Dear fellow travellers
On the hills around Vrouhas, giant wind turbines are ambassadors of modernity. Their blades lazily crest the Mediterranean breeze, each languid loop mocking the ancient stone windmills that cluster on the slopes below. The turbines provoke, so visitors and locals are all more inclined to gaze out to sea, where the fortified island of Spinalonga dominates the view to the south. Here was one of Europe's last leper communities, a colony of outcasts who were exiled to a barren island just off the coast of Crete.

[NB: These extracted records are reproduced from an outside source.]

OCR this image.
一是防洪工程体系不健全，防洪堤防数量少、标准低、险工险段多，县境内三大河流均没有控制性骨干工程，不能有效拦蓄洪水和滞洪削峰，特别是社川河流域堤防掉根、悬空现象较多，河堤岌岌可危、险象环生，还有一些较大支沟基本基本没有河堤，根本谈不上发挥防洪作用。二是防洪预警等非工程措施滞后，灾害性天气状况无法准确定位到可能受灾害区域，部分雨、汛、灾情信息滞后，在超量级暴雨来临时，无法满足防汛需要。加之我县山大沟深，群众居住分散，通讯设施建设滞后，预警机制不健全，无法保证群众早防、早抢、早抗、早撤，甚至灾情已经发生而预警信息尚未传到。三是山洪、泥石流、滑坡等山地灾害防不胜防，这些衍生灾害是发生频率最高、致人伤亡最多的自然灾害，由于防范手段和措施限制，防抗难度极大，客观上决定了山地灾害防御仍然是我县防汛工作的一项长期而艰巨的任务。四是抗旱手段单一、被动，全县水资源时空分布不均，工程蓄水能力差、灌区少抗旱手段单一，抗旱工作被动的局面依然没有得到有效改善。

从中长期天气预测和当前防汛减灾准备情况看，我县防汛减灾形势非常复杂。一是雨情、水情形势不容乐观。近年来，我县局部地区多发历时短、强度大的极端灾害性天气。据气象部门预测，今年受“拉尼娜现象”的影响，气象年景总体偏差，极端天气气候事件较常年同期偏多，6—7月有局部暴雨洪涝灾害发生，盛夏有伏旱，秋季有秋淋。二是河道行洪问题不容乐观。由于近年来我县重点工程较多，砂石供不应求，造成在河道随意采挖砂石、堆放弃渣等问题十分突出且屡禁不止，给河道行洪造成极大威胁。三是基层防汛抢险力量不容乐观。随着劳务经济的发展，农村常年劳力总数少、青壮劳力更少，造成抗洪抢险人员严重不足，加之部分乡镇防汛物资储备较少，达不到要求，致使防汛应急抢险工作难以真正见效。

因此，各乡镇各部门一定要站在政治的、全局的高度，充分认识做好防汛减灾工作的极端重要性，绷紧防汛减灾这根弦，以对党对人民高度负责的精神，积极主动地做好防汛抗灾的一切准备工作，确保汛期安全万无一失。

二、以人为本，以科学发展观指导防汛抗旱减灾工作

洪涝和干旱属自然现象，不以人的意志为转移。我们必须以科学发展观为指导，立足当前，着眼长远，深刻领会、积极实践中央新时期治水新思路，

It was fifty years ago this autumn that the last inhabitant of Spinalonga left the island. He was no leper, but a Greek Orthodox priest who had for many years ministered to the ailing residents who had lived on the island. The last lepers were relocated in 1957, but that did not entirely quash the fragile flame of faith and ritual on Spinalonga. That single priest remained for a further five years, each day praying for those who had breathed their last on the island. That ascetic vocation no doubt gave ample opportunity to reflect on life, illness and death. Those who were exiled to Spinalonga suffered from a terrible disease of the body - but not one that demanded their removal from mainstream society.
Many of the unfortunates sent to Spinalonga arrived on the island with a double affliction. They had leprosy but they suffered from a terrible disease of the soul - despair. But it is a tribute to this extraordinary community of lepers that many gained new hope upon arrival in Spinalonga. They were not abandoned on their rocky island. There were priests and medics, carers and other volunteers. Though it was a life of desperate exile, the rituals that give meaning to the everyday were not suspended. Inmates worked together and they quarrelled, they fell in love and fell out of love. Some even gave birth and their offspring were perfectly healthy. Over the more than half a century that Spinalonga operated as a leper colony, many thousands of relatives and friends of the residents visited the island. No visitor ever contracted leprosy.
The symbolism of Spinalonga as a place apart is well-rooted in Cretan history. When the Venetians were ousted from Crete in the seventeenth century, the triumphant Turks did not immediately claim control of the entire island. Heraklion held out, only eventually succumbing to Ottoman control after a gruelling siege that lasted 21 years. Yet even then Spinalonga remained an outpost of Venetian power - although by that stage the Mediterranean influence of La Serenissima was waning.
Today the island of Spinalonga, often also known as Kalydon, has become a popular day excursion from the various small ports on the nearby Cretan coast. The lives of the afflicted for whom this island refuge was once home have been celebrated in novels and in film.
The departure of the priest from Spinalonga in 1962 formally marked the end of Crete's island leprosarium. A half-century later, there is still a functioning retreat for lepers in Romania. No longer quite a place of total exile, but still a place apart.